Dr. Randazzo (left) teaching families at the rehabilitation center, Imprint Hope Uganda, about speech, language, and brain development, along with physical therapist Mugagga Kikungwe.

Melissa Randazzo, PhD, assistant professor of communication sciences and disorders, is taking her expertise to Uganda to train educators and therapists there.

Melissa Randazzo, PhD, Assistant Professor of Communication Sciences and Disorders is bringing her expertise to train educators and healthcare professionals in Uganda.

During the summer of 2019, Dr. Randazzo, who previously co-directed Teachers College, Columbia University’s graduate study abroad program for speech pathology in Cambodia, spent a week in Uganda with Imprint Hope, a nonprofit organization that provides training, rehabilitation and support for parents and their children who have disabilities.

Her work with the organization began as what she says was a fact-finding mission to explore how to expand Adelphi’s Communication Sciences and Disorders program’s global practice through collaboration with organizations outside the United States.

Today, she continues to work remotely with the Imprint Hope team, demonstrating how global partnerships can continue even in an age of travel restrictions and social distancing.

A Shortage of Speech Pathologists

Dr. Randazzo learned about Imprint Hope from Chelsea Rojas ’18, who had volunteered with the organization while a student at Adelphi.

Although Makerere University, Uganda’s largest and oldest university trains speech pathologists from the country and across the east and central Africa regions, Dr. Randazzo said there are very few speech pathologists in Uganda. The demand for speech pathologists is large as there is a high incidence of birth injuries, malnutrition, and lack of access to healthcare. Although improving, stigma and discrimination towards people with disabilities persists in Uganda.

Imprint Hope and Speech Pathology Practice in Uganda

Imprint Hope was founded in 2016 by Clare Byrne, an American occupational therapist, in a bid to fight the stigma and discrimination and to provide rehabilitation and medical services to children with disabilities. Dr. Randazzo found Imprint Hope a good choice for possible collaboration. She is drawn to the organization’s work training local professionals in education and rehabilitation, which lessens the center’s reliance on bringing in professionals from abroad.
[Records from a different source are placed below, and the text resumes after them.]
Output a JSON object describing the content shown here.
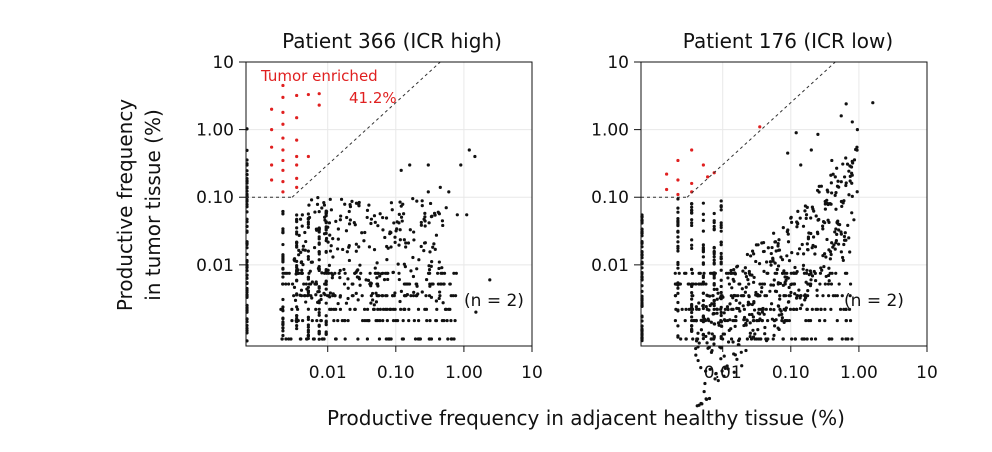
{
  "figure": {
    "ylabel_line1": "Productive frequency",
    "ylabel_line2": "in tumor tissue (%)",
    "xlabel": "Productive frequency in adjacent healthy tissue (%)"
  },
  "chart_data": [
    {
      "type": "scatter",
      "title": "Patient 366 (ICR high)",
      "scale": "log10",
      "xlim_log10": [
        -3.2,
        1.0
      ],
      "ylim_log10": [
        -3.2,
        1.0
      ],
      "x_ticks": [
        0.01,
        0.1,
        1.0,
        10
      ],
      "x_tick_labels": [
        "0.01",
        "0.10",
        "1.00",
        "10"
      ],
      "y_ticks": [
        10,
        1.0,
        0.1,
        0.01
      ],
      "y_tick_labels": [
        "10",
        "1.00",
        "0.10",
        "0.01"
      ],
      "enrichment_threshold_percent": 0.1,
      "annotation": "Tumor enriched",
      "annotation_value": "41.2%",
      "n_label": "(n = 2)",
      "colors": {
        "enriched": "#e02020",
        "other": "#111111"
      },
      "tumor_enriched_points": [
        [
          0.0015,
          2.0
        ],
        [
          0.0015,
          1.0
        ],
        [
          0.0015,
          0.55
        ],
        [
          0.0015,
          0.3
        ],
        [
          0.0015,
          0.18
        ],
        [
          0.0022,
          4.5
        ],
        [
          0.0022,
          3.0
        ],
        [
          0.0022,
          1.8
        ],
        [
          0.0022,
          1.2
        ],
        [
          0.0022,
          0.75
        ],
        [
          0.0022,
          0.5
        ],
        [
          0.0022,
          0.35
        ],
        [
          0.0022,
          0.25
        ],
        [
          0.0022,
          0.17
        ],
        [
          0.0022,
          0.12
        ],
        [
          0.0035,
          3.2
        ],
        [
          0.0035,
          1.5
        ],
        [
          0.0035,
          0.7
        ],
        [
          0.0035,
          0.4
        ],
        [
          0.0035,
          0.3
        ],
        [
          0.0035,
          0.19
        ],
        [
          0.0035,
          0.14
        ],
        [
          0.0052,
          3.3
        ],
        [
          0.0052,
          0.4
        ],
        [
          0.0075,
          3.4
        ],
        [
          0.0075,
          2.3
        ]
      ],
      "other_points_highlight": [
        [
          0.3,
          0.12
        ],
        [
          0.42,
          0.06
        ],
        [
          0.55,
          0.07
        ],
        [
          1.2,
          0.5
        ],
        [
          1.45,
          0.4
        ],
        [
          1.1,
          0.055
        ],
        [
          0.8,
          0.055
        ],
        [
          2.4,
          0.006
        ],
        [
          1.5,
          0.002
        ],
        [
          0.16,
          0.3
        ],
        [
          0.12,
          0.25
        ],
        [
          0.3,
          0.3
        ],
        [
          0.45,
          0.14
        ],
        [
          0.6,
          0.12
        ],
        [
          0.9,
          0.3
        ]
      ]
    },
    {
      "type": "scatter",
      "title": "Patient 176 (ICR low)",
      "scale": "log10",
      "xlim_log10": [
        -3.2,
        1.0
      ],
      "ylim_log10": [
        -3.2,
        1.0
      ],
      "x_ticks": [
        0.01,
        0.1,
        1.0,
        10
      ],
      "x_tick_labels": [
        "0.01",
        "0.10",
        "1.00",
        "10"
      ],
      "y_ticks": [
        10,
        1.0,
        0.1,
        0.01
      ],
      "y_tick_labels": [
        "10",
        "1.00",
        "0.10",
        "0.01"
      ],
      "enrichment_threshold_percent": 0.1,
      "n_label": "(n = 2)",
      "colors": {
        "enriched": "#e02020",
        "other": "#111111"
      },
      "tumor_enriched_points": [
        [
          0.0015,
          0.22
        ],
        [
          0.0015,
          0.13
        ],
        [
          0.0022,
          0.35
        ],
        [
          0.0022,
          0.18
        ],
        [
          0.0022,
          0.11
        ],
        [
          0.0035,
          0.5
        ],
        [
          0.0035,
          0.16
        ],
        [
          0.0052,
          0.3
        ],
        [
          0.006,
          0.2
        ],
        [
          0.0035,
          0.12
        ],
        [
          0.035,
          1.1
        ],
        [
          0.0075,
          0.23
        ]
      ],
      "other_points_highlight": [
        [
          0.65,
          2.4
        ],
        [
          0.8,
          1.3
        ],
        [
          1.6,
          2.5
        ],
        [
          0.95,
          1.0
        ],
        [
          0.55,
          1.6
        ],
        [
          0.14,
          0.3
        ],
        [
          0.25,
          0.85
        ],
        [
          0.4,
          0.35
        ],
        [
          0.35,
          0.12
        ],
        [
          0.45,
          0.2
        ],
        [
          0.6,
          0.02
        ],
        [
          0.5,
          0.04
        ],
        [
          0.2,
          0.5
        ],
        [
          0.09,
          0.45
        ],
        [
          0.12,
          0.9
        ]
      ]
    }
  ]
}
Imprint Hope hosts parents and their children for six weeks at their center in Jinja. The parents are educated about the human body, the specific type of disability their child is diagnosed with, and basic health and hygiene. The children receive physical therapy, occupational therapy, special education, and medical care, while the families receive counseling, job training, and microfinance loans during their six-week stay at the center.

During her weeklong visit, Dr. Randazzo worked with visiting speech pathologist Samantha Dalmas to set up Imprint Hope’s first speech and feeding clinic. Additionally, Dr. Randazzo educated the Imprint Hope team on how to conduct basic hearing screenings and write interprofessional goals as a team. She taught Imprint Hope families about the brain, speech, and language. She also worked closely with the special education teacher on strategies to support academic access for children with disabilities.

Collaborating Virtually

Today, Dr. Randazzo said, “I help the special education teacher come up with ideas for working with the children in a group setting, “and I am in constant contact with Clare about how I could get back there to help work toward the bigger project.”

Imprint Hope is looking to build a bigger rehabilitation center which when completed, Dr. Randazzo said, will provide a lot more opportunities for Adelphi to support their work. Imprint Hope is also planning to build inclusion programs in government-run schools, which creates an opportunity for Adelphi’s College of Education and Health Sciences faculty to support educational access for children with disabilities abroad.